AI can detect depression in white people based on their social media posts – but not in Black people, Penn study finds

The results underscore the need for caution when using the technology in mental health care settings. Researchers say it potentially could perpetuate racial disparities.

Using AI models, Penn researchers found that language in social media posts previously understood to be predictive of depression did not detect depression in Black Americans.
Kaboompics.com/Pexels.com

Over the years, scientists had developed methods to identify depression by analyzing the language people use in social media posts. But a new study suggests these methods provide accurate results for white people but not for Black individuals. 

Researchers at the University of Pennsylvania recruited more than 800 people – half of them white, half of them Black, some reporting depression and some not – and employed artificial-intelligence models to examine the language they used in their Facebook posts. Words and expressions used on social media that had been established as predictive of depression only proved to be so for the white participants. The model was three times less likely to accurately predict depression among Black people.

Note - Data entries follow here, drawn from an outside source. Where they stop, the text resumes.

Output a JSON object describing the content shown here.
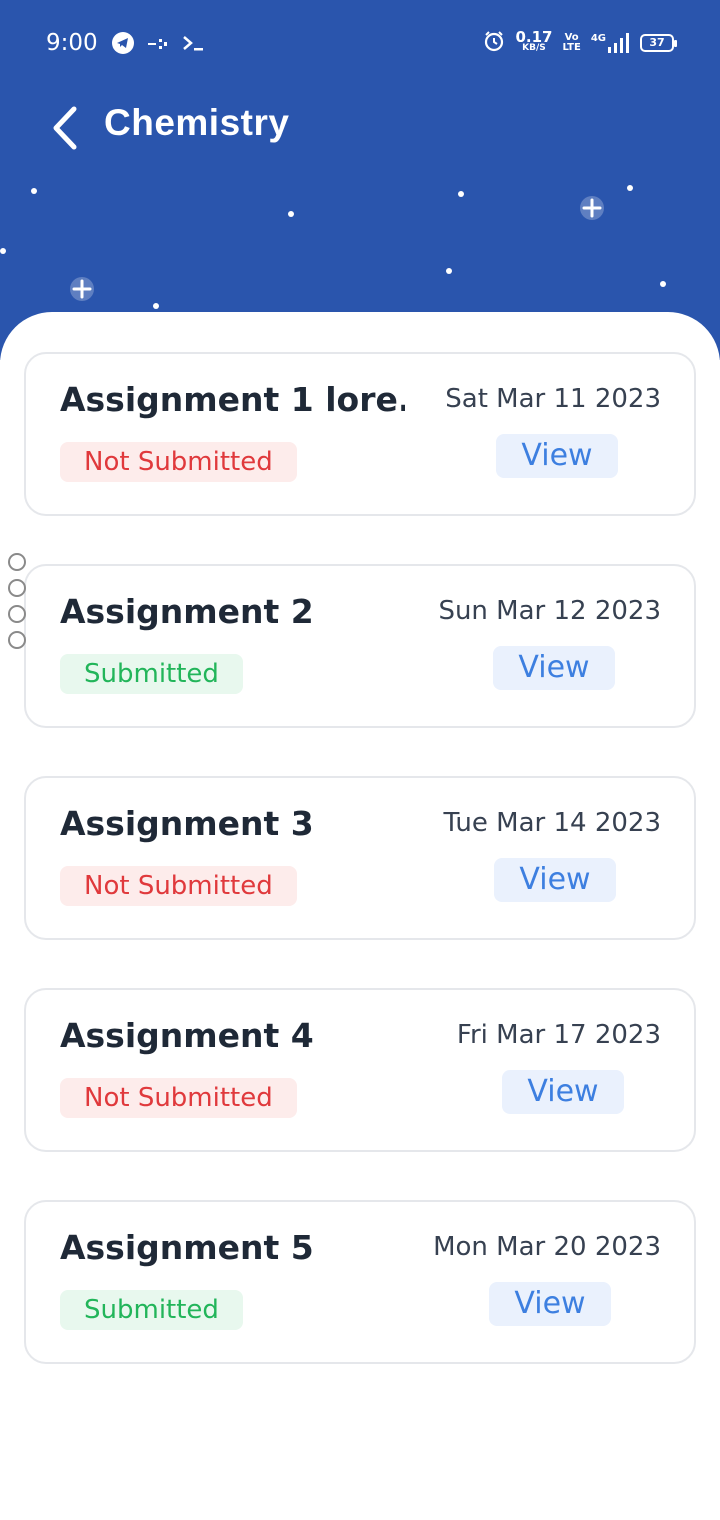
{
  "status_bar": {
    "time": "9:00",
    "speed_value": "0.17",
    "speed_unit": "KB/S",
    "volte_top": "Vo",
    "volte_bottom": "LTE",
    "network": "4G",
    "battery": "37",
    "icons": [
      "telegram-icon",
      "cast-icon",
      "terminal-icon",
      "alarm-icon",
      "signal-icon",
      "battery-icon"
    ]
  },
  "header": {
    "title": "Chemistry",
    "back_icon": "chevron-left-icon",
    "background_color": "#2a55ad"
  },
  "assignments": [
    {
      "title": "Assignment 1 lore...",
      "date": "Sat Mar 11 2023",
      "status": "Not Submitted",
      "status_type": "not_submitted",
      "action": "View"
    },
    {
      "title": "Assignment 2",
      "date": "Sun Mar 12 2023",
      "status": "Submitted",
      "status_type": "submitted",
      "action": "View"
    },
    {
      "title": "Assignment 3",
      "date": "Tue Mar 14 2023",
      "status": "Not Submitted",
      "status_type": "not_submitted",
      "action": "View"
    },
    {
      "title": "Assignment 4",
      "date": "Fri Mar 17 2023",
      "status": "Not Submitted",
      "status_type": "not_submitted",
      "action": "View"
    },
    {
      "title": "Assignment 5",
      "date": "Mon Mar 20 2023",
      "status": "Submitted",
      "status_type": "submitted",
      "action": "View"
    }
  ],
  "colors": {
    "not_submitted_text": "#e0393c",
    "not_submitted_bg": "#fdeceb",
    "submitted_text": "#22b55a",
    "submitted_bg": "#e8f8ee",
    "view_text": "#3d7fe0",
    "view_bg": "#eaf1fd"
  }
}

MORENew drug protects people with weakened immune systems from COVID-19

"Our results raise concern that certain psychological processes thought to predict or maintain depression may be less relevant, or even irrelevant, to populations historically excluded from psychological research, including Black individuals," the researchers wrote in a paper published Tuesday in the Proceedings of the National Academy of Sciences.

The results highlight the need for more awareness about how "race and ethnicity influence the relationship between depression and language expression," the researchers wrote. The study also accentuates the need to increase representation of Black people and other underrepresented groups in medical research and to establish more accurate predictive models to address more diverse mental health needs, according to the study's lead author, Sunny Rai, a postdoctoral researcher in Computer and Information Science at Penn.

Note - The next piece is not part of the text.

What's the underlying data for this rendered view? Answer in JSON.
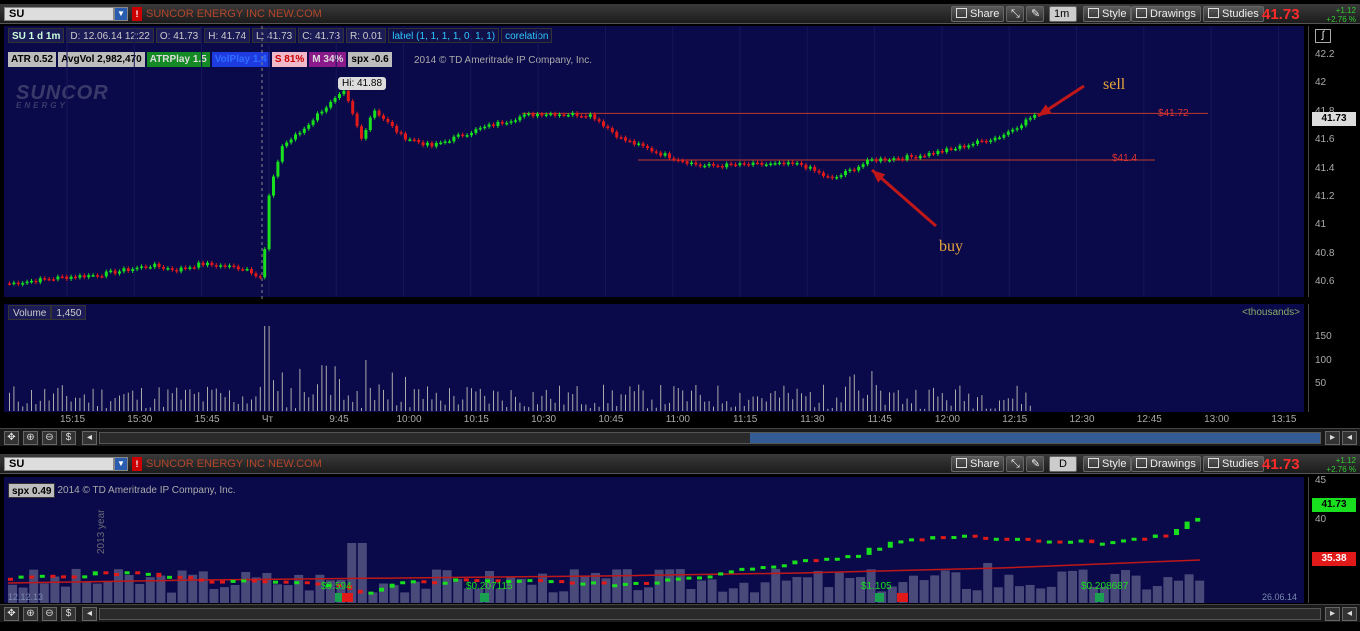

Results showed a strong correlation between white people using first-person pronouns, such as "I," "me" and "my" and the severity of their depression. White people who reported depression also used more self-critical and self-deprecating expressions, such as calling themselves a "wreck," a "mess" or "worthless" and communicated feelings of anxiety and isolation with words such as "terrified" or "misunderstood."

None of these results held up for the Black participants in the study.

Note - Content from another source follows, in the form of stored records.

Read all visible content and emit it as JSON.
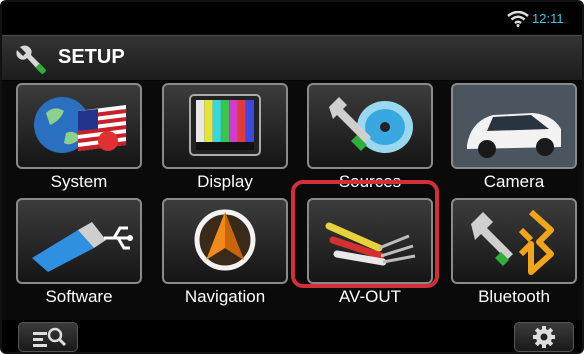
{
  "status": {
    "time": "12:11"
  },
  "header": {
    "title": "SETUP",
    "icon": "wrench-icon"
  },
  "tiles": [
    {
      "label": "System",
      "icon": "globe-flag-icon"
    },
    {
      "label": "Display",
      "icon": "color-bars-icon"
    },
    {
      "label": "Sources",
      "icon": "disc-wrench-icon"
    },
    {
      "label": "Camera",
      "icon": "car-camera-icon"
    },
    {
      "label": "Software",
      "icon": "usb-icon"
    },
    {
      "label": "Navigation",
      "icon": "navigation-arrow-icon"
    },
    {
      "label": "AV-OUT",
      "icon": "rca-cables-icon"
    },
    {
      "label": "Bluetooth",
      "icon": "bluetooth-icon"
    }
  ],
  "bottom": {
    "left_icon": "search-list-icon",
    "right_icon": "gear-icon"
  },
  "colors": {
    "highlight": "#d22f3a",
    "clock": "#39c9e8"
  }
}
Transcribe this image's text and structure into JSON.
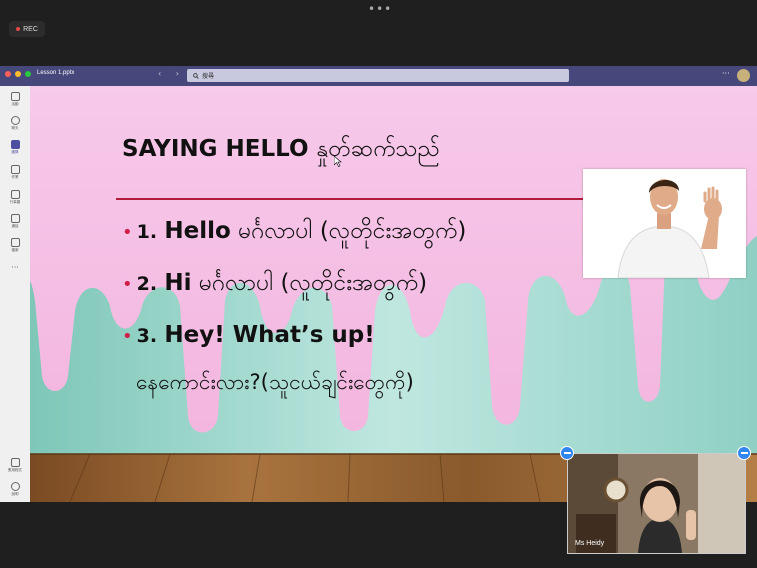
{
  "recording": {
    "label": "REC"
  },
  "top_menu": {
    "more": "•••"
  },
  "window": {
    "title": "Lesson 1.pptx",
    "search_placeholder": "搜尋",
    "more": "···",
    "nav": "‹ ›"
  },
  "sidebar": {
    "items": [
      {
        "label": "活動",
        "icon": "bell-icon"
      },
      {
        "label": "聊天",
        "icon": "chat-icon"
      },
      {
        "label": "團隊",
        "icon": "teams-icon",
        "active": true
      },
      {
        "label": "作業",
        "icon": "assignments-icon"
      },
      {
        "label": "行事曆",
        "icon": "calendar-icon"
      },
      {
        "label": "通話",
        "icon": "phone-icon"
      },
      {
        "label": "檔案",
        "icon": "file-icon"
      },
      {
        "label": "···",
        "icon": "more-icon"
      }
    ],
    "bottom": [
      {
        "label": "應用程式",
        "icon": "apps-icon"
      },
      {
        "label": "說明",
        "icon": "help-icon"
      }
    ]
  },
  "slide": {
    "title_en": "SAYING HELLO",
    "title_my": "နှုတ်ဆက်သည်",
    "bullets": [
      {
        "num": "1.",
        "en": "Hello",
        "my": "မင်္ဂလာပါ (လူတိုင်းအတွက်)"
      },
      {
        "num": "2.",
        "en": "Hi",
        "my": "မင်္ဂလာပါ (လူတိုင်းအတွက်)"
      },
      {
        "num": "3.",
        "en": "Hey! What’s up!",
        "my": "နေကောင်းလား?(သူငယ်ချင်းတွေကို)"
      }
    ]
  },
  "self_video": {
    "name": "Ms Heidy"
  },
  "colors": {
    "titlebar": "#46477a",
    "accent": "#4d4fa0",
    "slide_divider": "#b21c3c",
    "circle_button": "#2f86f0"
  }
}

"In this study, we found that use of the self-referential pronoun – also known as 'I-talk' – is unrelated to depression in the Black population," Rai said.

Overall, Black people – even those who did not report depression – used "I-talk" more frequently than white people in their Facebook posts. Also, using self-critical language, such as calling themselves "useless," and expressions of feeling like an outcast, such as "weirdo" and "creep," were not specifically associated with depression in Black people.

Even after training the AI model on language Black people used in their posts, it still did not perform well. 

"So I think that the problem of underperformance is not limited to collecting more data," Rai said.

Other unknown factors may be involved, she said – factors in need of further study.

These results emphasized the need for caution when using AI in mental health settings, said Dr. Nora Volkow, director of the National Institute on Drug Abuse, which partially funded this study.

"As society explores the use of AI and other technologies to help deliver much-needed mental health care, we must ensure no one is left behind or misrepresented," Volkow said. "More diverse datasets are essential to ensure that health care disparities are not perpetuated by AI and that these new technologies can help tailor more effective health care interventions."

Rai said AI holds promise for assisting in health care settings, but that it is necessary to validate and test models being used to make sure they accurately reflect populations.

"It doesn't mean that AI is not useful or that it should not be used," Rai said. "It just means that we need to be more thorough and rigorous in our approach."

Researchers from Penn's Perelman School of Medicine and its School of Engineering and Applied Science conducted the analysis. They hope to expand on this research to examine how depression is expressed in cultures outside of the United States, Rai said.